Eu poderia estar hoje aqui orgulhosa, pós-graduada na área de mulher completa e fatal. Rica, cheia de amantes, daqueles que a gente não sente nada, mas caem aos pés. Eu poderia ter aprendido esse vício e ficado nele, não é o que todos fazem?
Eu poderia ter uma listinha de pessoas, pois para manter o ego massageado é preciso variar, é preciso fisgar muitos peixes e deixa-los com o anzol na boca, impossibilitados de nadar, parados nas margens, semivivos, esperando a noite em que serão finalmente intimados a participar de alguma refeição em que atuarão como prato principal, mas só para alimentar mais um pouco o meu ego insaciável.

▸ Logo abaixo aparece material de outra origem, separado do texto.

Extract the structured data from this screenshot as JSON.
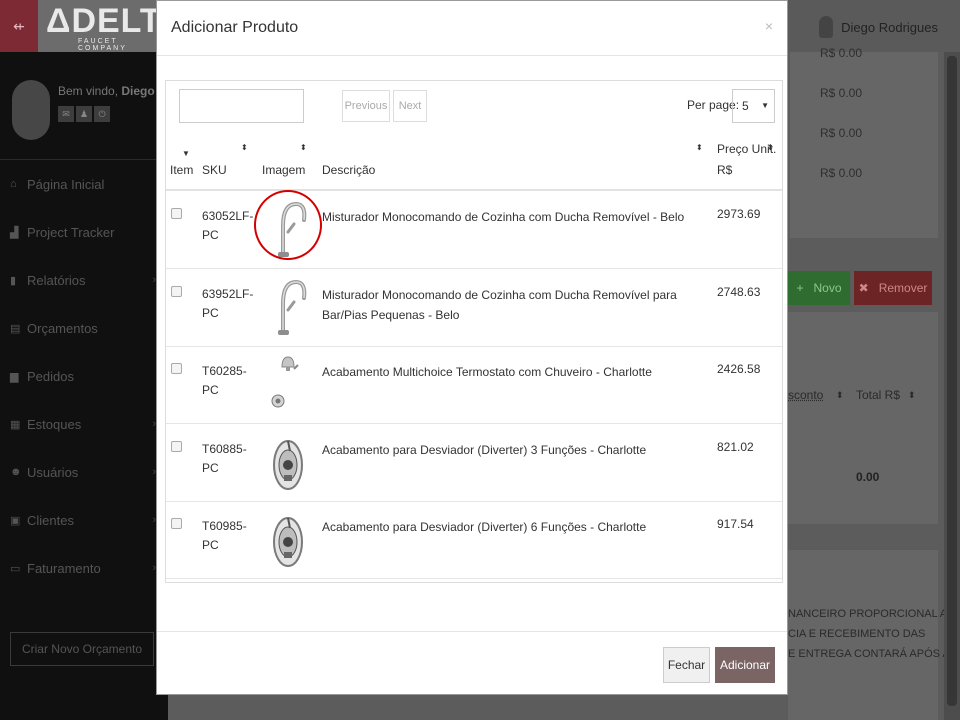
{
  "topbar": {
    "menu_icon": "menu-toggle-icon",
    "logo_text": "ΔDELTA",
    "logo_sub": "FAUCET COMPANY",
    "user_name": "Diego Rodrigues"
  },
  "sidebar": {
    "welcome_prefix": "Bem vindo,",
    "welcome_name": "Diego",
    "items": [
      {
        "label": "Página Inicial",
        "icon": "dashboard-icon",
        "glyph": "⌂",
        "has_submenu": false
      },
      {
        "label": "Project Tracker",
        "icon": "building-icon",
        "glyph": "▟",
        "has_submenu": false
      },
      {
        "label": "Relatórios",
        "icon": "bar-chart-icon",
        "glyph": "▮",
        "has_submenu": true
      },
      {
        "label": "Orçamentos",
        "icon": "document-icon",
        "glyph": "▤",
        "has_submenu": false
      },
      {
        "label": "Pedidos",
        "icon": "truck-icon",
        "glyph": "▆",
        "has_submenu": false
      },
      {
        "label": "Estoques",
        "icon": "inventory-icon",
        "glyph": "▦",
        "has_submenu": true
      },
      {
        "label": "Usuários",
        "icon": "users-icon",
        "glyph": "☻",
        "has_submenu": true
      },
      {
        "label": "Clientes",
        "icon": "briefcase-icon",
        "glyph": "▣",
        "has_submenu": true
      },
      {
        "label": "Faturamento",
        "icon": "money-icon",
        "glyph": "▭",
        "has_submenu": true
      }
    ],
    "new_quote_label": "Criar Novo Orçamento"
  },
  "background": {
    "prices": [
      "R$ 0.00",
      "R$ 0.00",
      "R$ 0.00",
      "R$ 0.00"
    ],
    "novo_label": "Novo",
    "remover_label": "Remover",
    "col_desconto": "sconto",
    "col_total": "Total R$",
    "total_value": "0.00",
    "notes": [
      "NANCEIRO PROPORCIONAL A",
      "CIA E RECEBIMENTO DAS",
      "E ENTREGA CONTARÁ APÓS A"
    ]
  },
  "modal": {
    "title": "Adicionar Produto",
    "close_label": "×",
    "search": {
      "value": "",
      "placeholder": ""
    },
    "pagination": {
      "previous": "Previous",
      "next": "Next"
    },
    "per_page_label": "Per page:",
    "per_page_value": "5",
    "columns": {
      "item": "Item",
      "sku": "SKU",
      "imagem": "Imagem",
      "descricao": "Descrição",
      "preco": "Preço Unit.",
      "preco_unit": "R$"
    },
    "rows": [
      {
        "sku": "63052LF-PC",
        "description": "Misturador Monocomando de Cozinha com Ducha Removível - Belo",
        "price": "2973.69",
        "image_type": "faucet",
        "highlighted": true
      },
      {
        "sku": "63952LF-PC",
        "description": "Misturador Monocomando de Cozinha com Ducha Removível para Bar/Pias Pequenas - Belo",
        "price": "2748.63",
        "image_type": "faucet",
        "highlighted": false
      },
      {
        "sku": "T60285-PC",
        "description": "Acabamento Multichoice Termostato com Chuveiro - Charlotte",
        "price": "2426.58",
        "image_type": "shower-set",
        "highlighted": false
      },
      {
        "sku": "T60885-PC",
        "description": "Acabamento para Desviador (Diverter) 3 Funções - Charlotte",
        "price": "821.02",
        "image_type": "diverter",
        "highlighted": false
      },
      {
        "sku": "T60985-PC",
        "description": "Acabamento para Desviador (Diverter) 6 Funções - Charlotte",
        "price": "917.54",
        "image_type": "diverter",
        "highlighted": false
      }
    ],
    "footer": {
      "close_label": "Fechar",
      "add_label": "Adicionar"
    }
  }
}
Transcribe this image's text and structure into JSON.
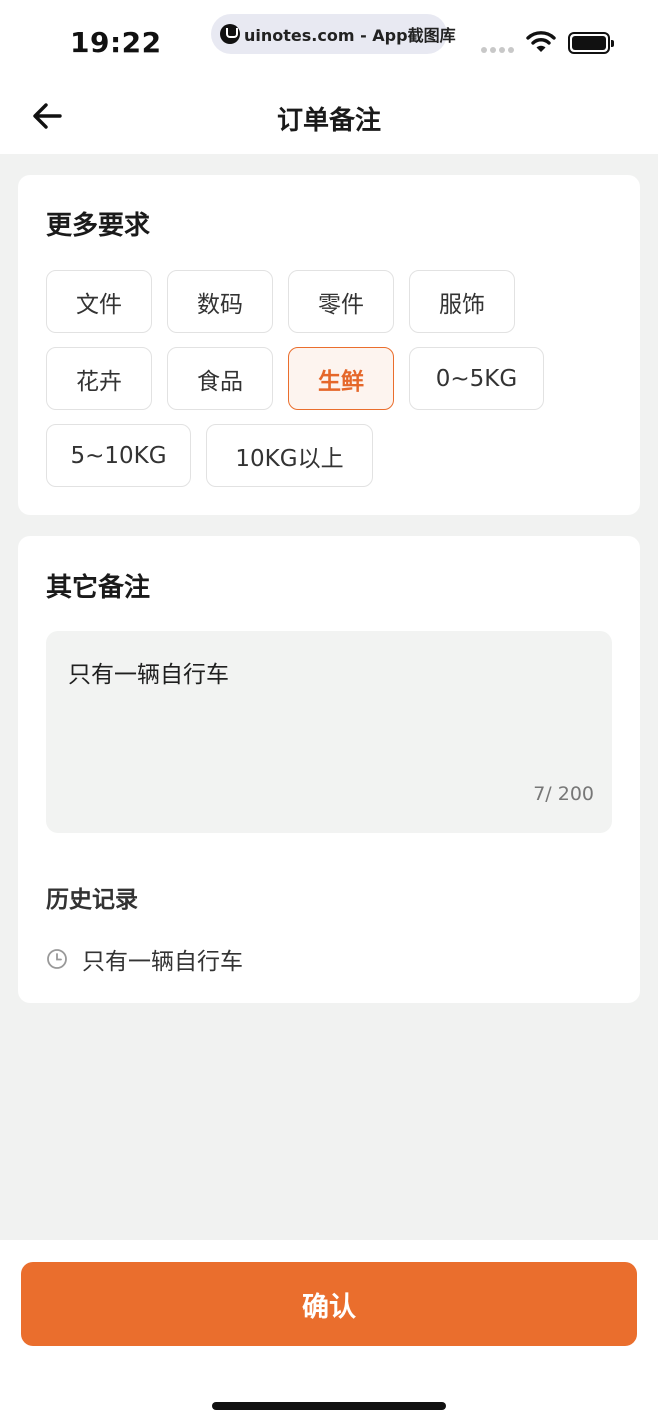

Eu poderia estar hoje curtindo banquetes, poderia estar procurando aventuras superficiais, cultivando várias para me manter ativa.
Ou poderia então estar seguindo convenções, procurando calmarias em portos mortos, aceitando mais aos outros do que a mim mesma. Me adaptando a uma busca desenfreada de uma coisa que vai me comprar coisas e me acumular de outras coisas para ver se finalmente eu passo a me tornar alguma coisa valiosa nesse mundo.
Eu poderia estar no topo.
Mas, nessa vida eu desaprendi a jogar.
Não sei se foi por lucidez, por acaso, por inadequação. Provavelmente não foi por nobreza da minha parte, deve ter sido porque eu acho esses jogos simplesmente muito chatos. Acho uma tolice medir forças. Acho um desperdício de pessoas, sentimentos e emoções mergulhar na rasura do prazer apenas corporal ou da satisfação apenas da primeira camada do intelecto. Eu acho cansativo e monótono esse cabo de guerra de egos, esse psicologismo barato ofuscando a transparência dos olhares, essa seriedade de quem carrega a vida como um fardo e tem as costas largas e acredita que só assim é possível ser alguma coisa importante por aqui.
Eu acho bocejante e frustrante essas debilitações densas de almas, de personalidades, de posturas que se levam tão à sério. Eu não me animo a assistir ou participar da peça de teatro desses atores de quinta, que já interpretaram todos os personagens menos eles mesmos. É com pesar que vejo esses corpos esforçados, essas almas escravizadas, que parecem encarar a vida como a construção de uma pirâmide que levará ao céu. E o céu é sempre mais além. A gente sempre quer mais, e busca mais e acumula mais para chegar ao topo (de um monte de merda) e poder enfim se afogar nos excessos de si mesmo e nunca mais se encontrar. Mas quem sabe assim, possamos nos enterrar mais decentemente.
Vamos brincar de ‘verdade ou desafio’?
Mas vê se desta vez, pelo menos desta única vez, tenha a coragem de escolher verdade.